4.1 Engage in on-going state regulatory review
4.1.1 Building on recent legislative reforms, establish and implement a consistent and transparent process, which includes business and public participation and comment, for all Commonwealth regulatory agencies to identify the small business impacts of new regulations
- Established consistent and transparent implementation plan which includes both business and public participation.
- 100% of administration agencies complying with small business impact statements for new regulations.
4.1.2 Appoint a senior member of the Executive Office of Housing and Economic Development to serve as an internal regulatory “ombudsman” and work in partnership with the State Permit Ombudsman to address regulatory matters of interest to the business and development community
- Tim Wilkerson appointed as State Regulatory Ombudsman
- State Regulatory Ombudsman appointed and working with State Permit Ombudsman, business groups and regulatory agencies.

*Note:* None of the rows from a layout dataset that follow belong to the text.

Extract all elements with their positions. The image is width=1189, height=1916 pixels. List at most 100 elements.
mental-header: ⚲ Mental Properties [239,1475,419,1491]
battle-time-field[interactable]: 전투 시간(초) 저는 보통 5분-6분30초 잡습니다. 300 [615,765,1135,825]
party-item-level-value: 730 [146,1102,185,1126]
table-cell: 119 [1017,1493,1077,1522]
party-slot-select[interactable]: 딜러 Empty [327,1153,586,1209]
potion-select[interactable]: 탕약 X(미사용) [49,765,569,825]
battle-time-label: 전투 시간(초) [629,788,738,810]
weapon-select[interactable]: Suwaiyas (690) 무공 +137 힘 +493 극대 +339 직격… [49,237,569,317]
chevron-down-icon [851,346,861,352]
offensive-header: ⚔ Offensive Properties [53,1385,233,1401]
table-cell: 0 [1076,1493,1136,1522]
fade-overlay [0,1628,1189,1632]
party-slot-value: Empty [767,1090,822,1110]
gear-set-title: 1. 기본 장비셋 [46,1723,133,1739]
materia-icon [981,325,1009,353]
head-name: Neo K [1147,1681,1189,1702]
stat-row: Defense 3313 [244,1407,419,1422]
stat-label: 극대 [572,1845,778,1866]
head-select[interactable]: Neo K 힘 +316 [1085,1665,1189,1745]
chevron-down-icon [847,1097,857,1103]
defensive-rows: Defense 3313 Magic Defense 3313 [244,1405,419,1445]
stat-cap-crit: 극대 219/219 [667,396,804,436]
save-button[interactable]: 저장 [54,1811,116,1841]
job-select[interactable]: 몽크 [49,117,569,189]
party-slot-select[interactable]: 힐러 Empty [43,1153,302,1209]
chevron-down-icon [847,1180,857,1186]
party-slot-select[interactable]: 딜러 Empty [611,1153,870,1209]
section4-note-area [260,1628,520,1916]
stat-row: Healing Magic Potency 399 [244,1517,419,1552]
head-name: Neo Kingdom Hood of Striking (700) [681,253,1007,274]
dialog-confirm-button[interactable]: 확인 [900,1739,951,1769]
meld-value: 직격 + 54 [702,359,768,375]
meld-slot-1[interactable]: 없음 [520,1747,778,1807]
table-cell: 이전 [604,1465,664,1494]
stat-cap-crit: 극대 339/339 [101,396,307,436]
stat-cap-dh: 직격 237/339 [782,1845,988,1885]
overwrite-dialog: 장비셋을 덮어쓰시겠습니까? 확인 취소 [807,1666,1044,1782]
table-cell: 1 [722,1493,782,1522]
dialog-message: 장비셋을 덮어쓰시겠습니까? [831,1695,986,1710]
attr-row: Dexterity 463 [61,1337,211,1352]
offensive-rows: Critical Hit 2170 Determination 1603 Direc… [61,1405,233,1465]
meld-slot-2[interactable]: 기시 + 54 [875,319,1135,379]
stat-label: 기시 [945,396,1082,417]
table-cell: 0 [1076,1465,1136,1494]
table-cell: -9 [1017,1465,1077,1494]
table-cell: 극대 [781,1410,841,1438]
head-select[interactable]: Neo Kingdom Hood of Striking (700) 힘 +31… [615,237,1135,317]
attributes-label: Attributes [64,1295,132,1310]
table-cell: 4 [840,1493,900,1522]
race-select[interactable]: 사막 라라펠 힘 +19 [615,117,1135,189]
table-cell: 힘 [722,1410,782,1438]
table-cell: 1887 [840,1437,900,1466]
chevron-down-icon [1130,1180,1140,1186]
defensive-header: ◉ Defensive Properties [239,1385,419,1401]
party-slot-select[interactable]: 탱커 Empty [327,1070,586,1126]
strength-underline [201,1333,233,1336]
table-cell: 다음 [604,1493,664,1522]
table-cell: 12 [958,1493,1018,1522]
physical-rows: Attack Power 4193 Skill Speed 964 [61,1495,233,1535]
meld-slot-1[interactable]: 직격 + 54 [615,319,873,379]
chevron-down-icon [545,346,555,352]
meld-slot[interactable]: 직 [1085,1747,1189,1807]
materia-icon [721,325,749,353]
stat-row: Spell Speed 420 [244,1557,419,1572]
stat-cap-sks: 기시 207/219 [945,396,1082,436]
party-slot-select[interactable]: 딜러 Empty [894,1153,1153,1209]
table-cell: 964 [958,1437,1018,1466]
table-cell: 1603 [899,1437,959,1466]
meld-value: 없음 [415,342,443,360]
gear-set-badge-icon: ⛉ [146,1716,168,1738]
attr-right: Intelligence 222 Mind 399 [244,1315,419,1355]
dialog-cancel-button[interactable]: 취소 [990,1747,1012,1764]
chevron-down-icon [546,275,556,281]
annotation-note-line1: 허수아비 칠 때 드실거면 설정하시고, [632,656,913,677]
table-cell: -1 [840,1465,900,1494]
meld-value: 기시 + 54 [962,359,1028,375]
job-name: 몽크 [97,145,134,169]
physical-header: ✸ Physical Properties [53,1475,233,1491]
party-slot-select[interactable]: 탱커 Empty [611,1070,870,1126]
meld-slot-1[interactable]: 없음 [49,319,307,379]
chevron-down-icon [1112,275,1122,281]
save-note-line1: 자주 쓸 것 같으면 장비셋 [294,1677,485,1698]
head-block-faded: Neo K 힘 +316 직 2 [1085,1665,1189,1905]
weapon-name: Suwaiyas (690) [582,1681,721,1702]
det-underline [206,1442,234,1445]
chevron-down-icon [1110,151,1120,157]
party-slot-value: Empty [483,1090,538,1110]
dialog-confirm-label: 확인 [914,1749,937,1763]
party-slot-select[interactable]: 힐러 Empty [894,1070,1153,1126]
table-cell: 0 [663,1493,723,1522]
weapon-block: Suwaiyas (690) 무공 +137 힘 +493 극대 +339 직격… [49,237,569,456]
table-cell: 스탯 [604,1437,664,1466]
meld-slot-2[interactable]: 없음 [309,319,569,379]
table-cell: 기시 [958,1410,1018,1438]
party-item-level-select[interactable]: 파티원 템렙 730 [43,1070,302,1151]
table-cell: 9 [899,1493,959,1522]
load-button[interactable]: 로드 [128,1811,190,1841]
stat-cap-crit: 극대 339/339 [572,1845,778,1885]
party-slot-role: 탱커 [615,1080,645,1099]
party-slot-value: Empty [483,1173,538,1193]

- Created ongoing marketing and communication plan for state regulatory reform progress.
4.1.3 Establish an advisory group representing business interests to advise and inform the state decision-making process on regulation
- Established the Business Advisory Group
- Prioritized regulations for investigations
- Conducting on going round table discussion to inform state
4.1.4 Building on recent legislative reforms, identify (with public and business participation) existing regulations within all Commonwealth regulatory agencies whose small business impacts could be reduced by limiting or eliminating the regulations, or by replacing them with model regulations widely accepted in other jurisdictions
- 446 regulations reviewed; 286 reforms identified
- Targeted 13% of regulation for repeal or improvement – at 14%
- Agencies are currently in third round of review
4.1.5 Provide periodic training to Commonwealth regulatory personnel on how to identify the small business impacts of regulation and how to reduce those impacts
- Conducted 3 training sessions
4.1.6 Ensure that when regulatory agencies issue “guidance”, the guidance should be explanatory and illustrative, and not a substitute for or addition to binding legal obligations, which should only be imposed through formal regulation
- Issue reviewed and no significant progress made; unlikely this issue will move forward with meaningful impact.